Monday March 23, 2009 – Myra Moore
A lively panel discussion of TV manufacturers that took place at the DVB World conference on March 10 put a hot light on the subject of standards and their limitations. Even if you specify a TV or a set-top box to comply with the world’s most frequently used transmission standards – say DVB and its multiple iterations – you can easily end up with receivers that can only work in a single territory. Despite all our talk about a global marketplace, there aren’t any truly international digital TV standards. A little DVB here, a little ATSC there and some T-DMB peppered around the world and you have a big pot of DTV gumbo.
But when you have a large region, such as Europe, where every digital terrestrial broadcasting country on the continent uses the same DVB-T standard, even those receivers can vary wildly depending upon the audio and video compression standards used, the presence and type of middleware, or the presence of a smart card reader if pay services are available (just to name a few options).
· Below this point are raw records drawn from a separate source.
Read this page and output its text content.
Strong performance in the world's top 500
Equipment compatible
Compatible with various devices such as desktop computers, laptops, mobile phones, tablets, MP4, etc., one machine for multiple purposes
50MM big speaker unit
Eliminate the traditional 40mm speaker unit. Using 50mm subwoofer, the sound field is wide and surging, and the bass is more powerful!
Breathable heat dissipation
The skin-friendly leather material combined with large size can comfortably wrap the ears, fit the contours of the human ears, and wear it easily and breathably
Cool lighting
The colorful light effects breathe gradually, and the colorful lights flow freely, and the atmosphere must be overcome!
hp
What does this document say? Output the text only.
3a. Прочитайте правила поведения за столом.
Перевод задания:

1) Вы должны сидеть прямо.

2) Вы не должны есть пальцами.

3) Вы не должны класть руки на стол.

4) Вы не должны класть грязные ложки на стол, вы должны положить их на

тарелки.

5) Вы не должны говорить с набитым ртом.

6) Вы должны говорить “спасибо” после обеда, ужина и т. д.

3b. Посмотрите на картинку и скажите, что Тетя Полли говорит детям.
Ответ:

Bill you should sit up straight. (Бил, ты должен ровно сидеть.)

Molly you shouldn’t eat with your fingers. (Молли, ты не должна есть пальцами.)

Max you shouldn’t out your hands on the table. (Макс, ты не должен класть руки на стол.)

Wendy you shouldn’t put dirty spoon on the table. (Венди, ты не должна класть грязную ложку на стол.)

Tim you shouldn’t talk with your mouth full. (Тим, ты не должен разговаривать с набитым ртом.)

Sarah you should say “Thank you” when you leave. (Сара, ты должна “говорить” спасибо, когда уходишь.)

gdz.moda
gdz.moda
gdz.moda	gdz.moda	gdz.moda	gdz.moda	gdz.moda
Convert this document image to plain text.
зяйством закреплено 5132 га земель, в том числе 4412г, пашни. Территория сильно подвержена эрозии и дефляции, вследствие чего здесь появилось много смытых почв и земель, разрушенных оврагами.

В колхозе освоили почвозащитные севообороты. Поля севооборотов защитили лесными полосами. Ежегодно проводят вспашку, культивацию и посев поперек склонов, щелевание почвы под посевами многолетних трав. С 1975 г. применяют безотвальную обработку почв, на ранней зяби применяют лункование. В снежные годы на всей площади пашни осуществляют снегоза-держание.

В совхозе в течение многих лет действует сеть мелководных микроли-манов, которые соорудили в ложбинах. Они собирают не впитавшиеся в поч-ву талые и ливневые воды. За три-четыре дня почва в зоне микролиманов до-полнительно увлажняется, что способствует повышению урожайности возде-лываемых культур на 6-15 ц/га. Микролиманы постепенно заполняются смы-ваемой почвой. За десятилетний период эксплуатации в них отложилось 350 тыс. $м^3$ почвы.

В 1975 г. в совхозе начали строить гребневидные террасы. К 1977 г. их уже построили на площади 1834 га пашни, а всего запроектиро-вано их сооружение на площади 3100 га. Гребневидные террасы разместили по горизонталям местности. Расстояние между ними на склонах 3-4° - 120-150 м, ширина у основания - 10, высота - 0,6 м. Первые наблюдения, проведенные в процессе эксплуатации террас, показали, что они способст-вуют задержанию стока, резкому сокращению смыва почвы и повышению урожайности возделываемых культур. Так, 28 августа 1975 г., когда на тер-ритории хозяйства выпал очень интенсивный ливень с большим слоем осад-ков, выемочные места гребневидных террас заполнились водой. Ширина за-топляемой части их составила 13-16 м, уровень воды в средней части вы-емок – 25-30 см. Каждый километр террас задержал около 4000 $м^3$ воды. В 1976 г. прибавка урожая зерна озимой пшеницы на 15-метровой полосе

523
Standards don’t quite live up to their promise when the set-top box you bought for use in Germany can’t fully function in Norway. Most consumers tend to take this in stride – it’s called conditioning.
But TV and STB makers get the vapors when every country rolls out its own interpretation of the “standard”. It requires manufacturers to make STBs and TVs that are different from the ones it built for that country’s neighbor. This is a rational complaint as it is a costly and inefficient practice. This is the point the TV makers made at DVB World and many attendees (including broadcasters that foster this practice when they specify DTT systems) had some sympathy for their plight.
Sympathy doesn’t really matter, however. Most agree that standards that allow some flexibility – which enable innovation and experimentation – are preferable to those that lock down every element in a system. TV makers will apparently continue to pay the price for flexibility. Perhaps hosting a lavish retreat where all DTV system decision makers get together and agree on common specifications for receivers would be a good investment for the world’s TV manufacturers (ignoring possible anti-trust issues for a moment). But in today’s climate where luxury perks are about as popular as credit default swaps at a support group for embattled investors, maybe cross-country cooperation will have to wait.